Section 7.3   Fixing Date for Determination of Stockholders of Record for Certain Purposes.

(a)          In order that the Corporation may determine the Stockholders entitled to receive payment of any dividend or other distribution or allotment of any rights, or entitled to exercise any rights in respect of any change, conversion or exchange of capital stock or for the purpose of any other lawful action, the Board of Directors may fix, in advance, a record date, which shall not be more than sixty (60) days prior to the date of payment of such dividend or other distribution or allotment of such rights or the date when any such rights in respect of any

25




change, conversion or exchange of stock may be exercised or the date of such other action. In such a case, only Stockholders of record on the date so fixed shall be entitled to receive any such dividend or other distribution or allotment of rights or to exercise such rights or for any other purpose, as the case may be, notwithstanding any transfer of any stock on the books of the Corporation after any such record date fixed as aforesaid.
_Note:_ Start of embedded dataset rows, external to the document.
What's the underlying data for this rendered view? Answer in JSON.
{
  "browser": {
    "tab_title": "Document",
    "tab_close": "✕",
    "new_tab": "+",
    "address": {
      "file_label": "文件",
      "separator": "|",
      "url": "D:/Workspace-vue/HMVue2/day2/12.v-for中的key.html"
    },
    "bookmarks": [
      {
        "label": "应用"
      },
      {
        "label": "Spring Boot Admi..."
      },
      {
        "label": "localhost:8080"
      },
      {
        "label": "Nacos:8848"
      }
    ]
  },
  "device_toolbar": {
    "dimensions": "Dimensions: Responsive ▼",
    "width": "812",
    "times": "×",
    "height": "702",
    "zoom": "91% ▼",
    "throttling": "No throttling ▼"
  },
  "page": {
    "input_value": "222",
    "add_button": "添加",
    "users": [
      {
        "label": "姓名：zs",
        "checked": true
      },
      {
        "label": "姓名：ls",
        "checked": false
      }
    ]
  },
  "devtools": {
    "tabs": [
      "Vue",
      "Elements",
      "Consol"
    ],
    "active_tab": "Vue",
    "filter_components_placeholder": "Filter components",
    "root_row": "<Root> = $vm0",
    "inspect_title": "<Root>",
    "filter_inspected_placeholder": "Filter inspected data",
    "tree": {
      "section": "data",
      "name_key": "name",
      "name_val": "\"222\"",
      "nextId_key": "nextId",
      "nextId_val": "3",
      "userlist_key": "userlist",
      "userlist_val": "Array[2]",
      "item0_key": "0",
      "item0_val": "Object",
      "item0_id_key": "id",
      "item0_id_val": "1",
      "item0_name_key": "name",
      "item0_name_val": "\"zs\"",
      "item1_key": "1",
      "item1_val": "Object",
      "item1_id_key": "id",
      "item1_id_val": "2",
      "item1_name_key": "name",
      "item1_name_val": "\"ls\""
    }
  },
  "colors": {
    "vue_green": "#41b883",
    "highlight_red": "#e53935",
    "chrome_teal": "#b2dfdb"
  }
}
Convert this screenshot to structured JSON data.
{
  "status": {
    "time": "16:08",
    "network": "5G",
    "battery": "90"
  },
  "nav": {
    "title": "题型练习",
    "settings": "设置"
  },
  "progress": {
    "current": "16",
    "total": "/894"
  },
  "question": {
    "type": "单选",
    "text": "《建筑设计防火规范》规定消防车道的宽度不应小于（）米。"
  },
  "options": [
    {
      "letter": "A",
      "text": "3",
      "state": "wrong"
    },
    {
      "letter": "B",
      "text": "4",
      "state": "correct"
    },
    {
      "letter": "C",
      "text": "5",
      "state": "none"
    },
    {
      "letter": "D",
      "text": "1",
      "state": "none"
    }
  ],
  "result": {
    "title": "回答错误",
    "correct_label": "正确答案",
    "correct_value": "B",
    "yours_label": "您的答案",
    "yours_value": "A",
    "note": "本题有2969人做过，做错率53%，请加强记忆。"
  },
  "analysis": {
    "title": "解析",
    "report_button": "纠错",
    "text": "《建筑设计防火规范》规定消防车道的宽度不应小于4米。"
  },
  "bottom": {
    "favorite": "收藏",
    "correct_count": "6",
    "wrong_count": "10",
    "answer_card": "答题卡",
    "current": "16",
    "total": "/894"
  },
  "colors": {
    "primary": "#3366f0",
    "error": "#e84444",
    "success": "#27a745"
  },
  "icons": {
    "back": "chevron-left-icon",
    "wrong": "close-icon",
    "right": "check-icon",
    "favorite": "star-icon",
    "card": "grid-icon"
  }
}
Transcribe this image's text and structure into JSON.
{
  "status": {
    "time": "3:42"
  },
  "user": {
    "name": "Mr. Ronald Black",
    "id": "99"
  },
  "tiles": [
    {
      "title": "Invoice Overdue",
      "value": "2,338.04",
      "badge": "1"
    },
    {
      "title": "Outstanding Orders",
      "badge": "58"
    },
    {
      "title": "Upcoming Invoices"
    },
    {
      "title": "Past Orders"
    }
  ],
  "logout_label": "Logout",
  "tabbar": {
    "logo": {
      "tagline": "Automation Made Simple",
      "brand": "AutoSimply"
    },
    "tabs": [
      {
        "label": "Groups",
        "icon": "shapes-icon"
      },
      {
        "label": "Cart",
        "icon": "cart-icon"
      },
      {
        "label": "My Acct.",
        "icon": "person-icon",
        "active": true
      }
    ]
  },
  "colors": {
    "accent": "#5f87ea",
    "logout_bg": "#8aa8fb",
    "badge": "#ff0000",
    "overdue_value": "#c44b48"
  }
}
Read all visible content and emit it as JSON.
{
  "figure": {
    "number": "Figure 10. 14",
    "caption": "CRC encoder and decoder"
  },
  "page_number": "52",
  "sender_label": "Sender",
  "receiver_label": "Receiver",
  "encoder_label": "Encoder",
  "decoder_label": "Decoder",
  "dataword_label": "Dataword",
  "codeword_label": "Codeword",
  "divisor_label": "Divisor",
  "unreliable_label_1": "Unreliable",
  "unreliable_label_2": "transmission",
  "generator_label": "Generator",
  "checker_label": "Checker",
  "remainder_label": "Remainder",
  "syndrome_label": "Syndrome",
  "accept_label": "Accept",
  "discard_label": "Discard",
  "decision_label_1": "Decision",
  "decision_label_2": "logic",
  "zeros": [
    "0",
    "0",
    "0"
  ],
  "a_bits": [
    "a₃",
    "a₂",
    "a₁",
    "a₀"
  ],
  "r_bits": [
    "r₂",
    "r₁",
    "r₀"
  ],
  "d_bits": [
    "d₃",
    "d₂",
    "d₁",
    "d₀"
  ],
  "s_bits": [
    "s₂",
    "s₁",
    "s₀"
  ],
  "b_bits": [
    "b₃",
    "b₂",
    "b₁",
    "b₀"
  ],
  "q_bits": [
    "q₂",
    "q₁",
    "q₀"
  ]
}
(b)         If no record date is fixed, the record date for determining Stockholders for any such purpose shall be at the close of business on the day on which the Board of Directors adopts the resolution relating thereto.

Section 7.4   Dividends. Subject to the provisions of the Certificate of Incorporation, if any, and except as otherwise provided by law, the directors may declare dividends upon the capital stock of the Corporation as and when they deem it to be expedient. Such dividends may be paid in cash, in property or in shares of the Corporation’s capital stock. Before declaring any dividend there may be set apart out of the funds of the Corporation available for dividends, such sum or sums as the directors from time to time in their discretion think proper for working capital or as a reserve fund to meet contingencies or for equalizing dividends, or for such other purposes as the directors shall think conducive to the interests of the Corporation and the directors may modify or abolish any such reserve in the manner in which it was created.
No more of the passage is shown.